Editor’s Note: The higher number and greater reactivity of white blood cells seen in these mice could be a clinical marker of vulnerability to defeat stress, and such findings are worthy of study in human depression. White blood cells are critical to fighting infection and sometimes their overactivity can contribute to inflammation. In meta-analyses, a subgroup of depressed patients consistently show elevated inflammatory markers (including IL-1, IL-6, TNF alpha, and CRP), and it remains to be seen whether these markers of inflammation are generated in the central nervous system or come from white blood cells in the blood, and whether their targeted suppression could be a new route to antidepressant effects (as in the study of defeat stress in mice).
Inflammatory Markers of Bipolar Illness Course
People with bipolar disorder often show signs of inflammation. These could eventually help clarify diagnosis, illness activity, and treatment response, and predict illness progression. Previous studies have shown increases in c-reactive protein (CRP), interleukin-6 (IL-6), and tumor necrosis factor-alpha (TNF-alpha) in adults with mood disorder. These high levels tend to improve with medications, are related to illness severity, and are also related to manic and mixed states.
At the 2013 meeting of the American Academy of Child and Adolescent Psychiatry (AACAP), Ben Goldstein reported on a study that examined levels of TNF alpha, IL-6, and high sensitivity CRP (hsCRP) in 123 adolescents with an average age of 20.4 years, who had been ill for an average of 12.7 years.
CRP levels in adolescents with bipolar illness were equivalent to those with rheumatoid arthritis, and much higher than healthy controls. In children with bipolar disorder, higher levels of CRP were related to more time symptomatic. High hsCRP was related to lower socio-economic status and to substance abuse disorders.

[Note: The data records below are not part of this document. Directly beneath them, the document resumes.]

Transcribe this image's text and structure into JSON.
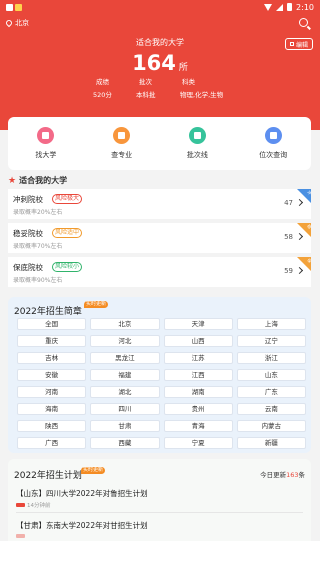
{
  "status_bar": {
    "time": "2:10"
  },
  "header": {
    "location": "北京",
    "edit_label": "编辑",
    "title": "适合我的大学",
    "count": "164",
    "count_unit": "所",
    "labels": [
      "成绩",
      "批次",
      "科类"
    ],
    "values": [
      "520分",
      "本科批",
      "物理,化学,生物"
    ],
    "accent_color": "#e9473a"
  },
  "quick_actions": [
    {
      "label": "找大学",
      "icon": "school-icon"
    },
    {
      "label": "查专业",
      "icon": "book-icon"
    },
    {
      "label": "批次线",
      "icon": "graduation-cap-icon"
    },
    {
      "label": "位次查询",
      "icon": "ranking-icon"
    }
  ],
  "suitable": {
    "title": "适合我的大学",
    "items": [
      {
        "name": "冲刺院校",
        "tag": "风险极大",
        "sub": "录取概率20%左右",
        "count": "47",
        "corner": "冲"
      },
      {
        "name": "稳妥院校",
        "tag": "风险适中",
        "sub": "录取概率70%左右",
        "count": "58",
        "corner": "稳"
      },
      {
        "name": "保底院校",
        "tag": "风险较小",
        "sub": "录取概率90%左右",
        "count": "59",
        "corner": "保"
      }
    ]
  },
  "brochure": {
    "title": "2022年招生简章",
    "badge": "实时更新",
    "provinces": [
      "全国",
      "北京",
      "天津",
      "上海",
      "重庆",
      "河北",
      "山西",
      "辽宁",
      "吉林",
      "黑龙江",
      "江苏",
      "浙江",
      "安徽",
      "福建",
      "江西",
      "山东",
      "河南",
      "湖北",
      "湖南",
      "广东",
      "海南",
      "四川",
      "贵州",
      "云南",
      "陕西",
      "甘肃",
      "青海",
      "内蒙古",
      "广西",
      "西藏",
      "宁夏",
      "新疆"
    ]
  },
  "plan": {
    "title": "2022年招生计划",
    "badge": "实时更新",
    "today_prefix": "今日更新",
    "today_count": "163",
    "today_suffix": "条",
    "items": [
      {
        "title": "【山东】四川大学2022年对鲁招生计划",
        "meta": "14分钟前"
      },
      {
        "title": "【甘肃】东南大学2022年对甘招生计划",
        "meta": ""
      }
    ]
  }
}
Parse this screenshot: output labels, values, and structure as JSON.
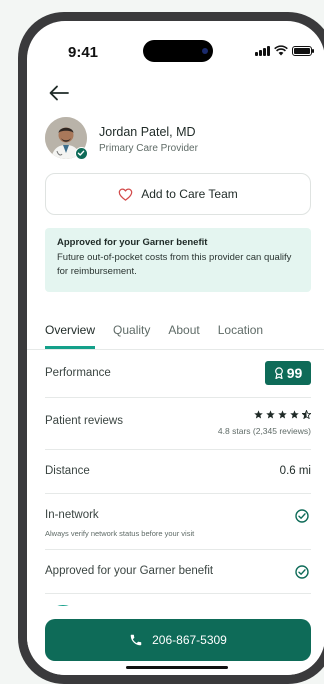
{
  "status_bar": {
    "time": "9:41"
  },
  "provider": {
    "name": "Jordan Patel, MD",
    "role": "Primary Care Provider"
  },
  "care_team_button": {
    "label": "Add to Care Team"
  },
  "benefit_banner": {
    "title": "Approved for your Garner benefit",
    "text": "Future out-of-pocket costs from this provider can qualify for reimbursement."
  },
  "tabs": [
    {
      "label": "Overview",
      "active": true
    },
    {
      "label": "Quality",
      "active": false
    },
    {
      "label": "About",
      "active": false
    },
    {
      "label": "Location",
      "active": false
    }
  ],
  "rows": {
    "performance": {
      "label": "Performance",
      "score": "99"
    },
    "reviews": {
      "label": "Patient reviews",
      "rating": 4.8,
      "meta": "4.8 stars (2,345 reviews)"
    },
    "distance": {
      "label": "Distance",
      "value": "0.6 mi"
    },
    "in_network": {
      "label": "In-network",
      "note": "Always verify network status before your visit"
    },
    "approved": {
      "label": "Approved for your Garner benefit"
    }
  },
  "call_button": {
    "label": "206-867-5309"
  },
  "colors": {
    "brand": "#0e6b58",
    "accent": "#14a08a",
    "banner_bg": "#e4f5f0"
  },
  "icons": {
    "back": "arrow-left-icon",
    "heart": "heart-outline-icon",
    "award": "award-ribbon-icon",
    "check": "check-circle-icon",
    "phone": "phone-icon"
  }
}
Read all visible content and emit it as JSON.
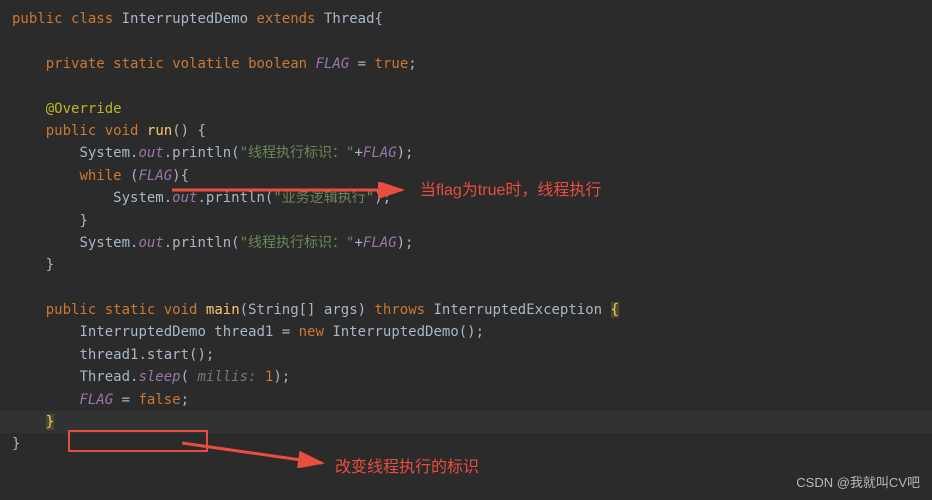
{
  "code": {
    "l1_public": "public",
    "l1_class": "class",
    "l1_classname": "InterruptedDemo",
    "l1_extends": "extends",
    "l1_thread": "Thread",
    "l1_brace": "{",
    "l3_private": "private",
    "l3_static": "static",
    "l3_volatile": "volatile",
    "l3_boolean": "boolean",
    "l3_flag": "FLAG",
    "l3_eq": " = ",
    "l3_true": "true",
    "l3_semi": ";",
    "l5_override": "@Override",
    "l6_public": "public",
    "l6_void": "void",
    "l6_run": "run",
    "l6_paren": "() {",
    "l7_system": "System.",
    "l7_out": "out",
    "l7_println": ".println(",
    "l7_str": "\"线程执行标识：\"",
    "l7_plus": "+",
    "l7_flag": "FLAG",
    "l7_end": ");",
    "l8_while": "while",
    "l8_open": " (",
    "l8_flag": "FLAG",
    "l8_close": "){",
    "l9_system": "System.",
    "l9_out": "out",
    "l9_println": ".println(",
    "l9_str": "\"业务逻辑执行\"",
    "l9_end": ");",
    "l10_close": "}",
    "l11_system": "System.",
    "l11_out": "out",
    "l11_println": ".println(",
    "l11_str": "\"线程执行标识：\"",
    "l11_plus": "+",
    "l11_flag": "FLAG",
    "l11_end": ");",
    "l12_close": "}",
    "l14_public": "public",
    "l14_static": "static",
    "l14_void": "void",
    "l14_main": "main",
    "l14_args": "(String[] args) ",
    "l14_throws": "throws",
    "l14_exc": " InterruptedException ",
    "l14_brace": "{",
    "l15_type": "InterruptedDemo thread1 = ",
    "l15_new": "new",
    "l15_ctor": " InterruptedDemo();",
    "l16_start": "thread1.start();",
    "l17_thread": "Thread.",
    "l17_sleep": "sleep",
    "l17_open": "( ",
    "l17_hint": "millis: ",
    "l17_val": "1",
    "l17_end": ");",
    "l18_flag": "FLAG",
    "l18_eq": " = ",
    "l18_false": "false",
    "l18_semi": ";",
    "l19_close": "}",
    "l20_close": "}"
  },
  "annotations": {
    "text1": "当flag为true时，线程执行",
    "text2": "改变线程执行的标识"
  },
  "watermark": "CSDN @我就叫CV吧"
}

Increases in IL-6 were linked to a longer time to achieve remission and more weeks depressed. High IL-6 was related to duration of illness, positive family history of substance use, and family conflict.
High TNF alpha was related to low socioeconomic status (SES), self-injury, suicidal ideation, and positive life events.
Goldstein said studies of these markers could eventually lead to therapeutic advances, but the process would be long and would require several steps: proof of concept studies, prospective validation studies in independent samples, and demonstration of clinical gains over standard predictive markers, culminating in enhanced patient care and outcome through better, faster prediction of response.
Editor’s Note: Ideally clinicians could jump ahead by immediately attempting to determine whether adding a medication with direct anti-inflammatory effects could enhance therapeutic effects in children with elevated inflammatory markers. Treating inflammation could also theoretically help prevent cognitive deterioration and decrease the considerable risk for cardiovascular dysfunction in patients with bipolar disorder.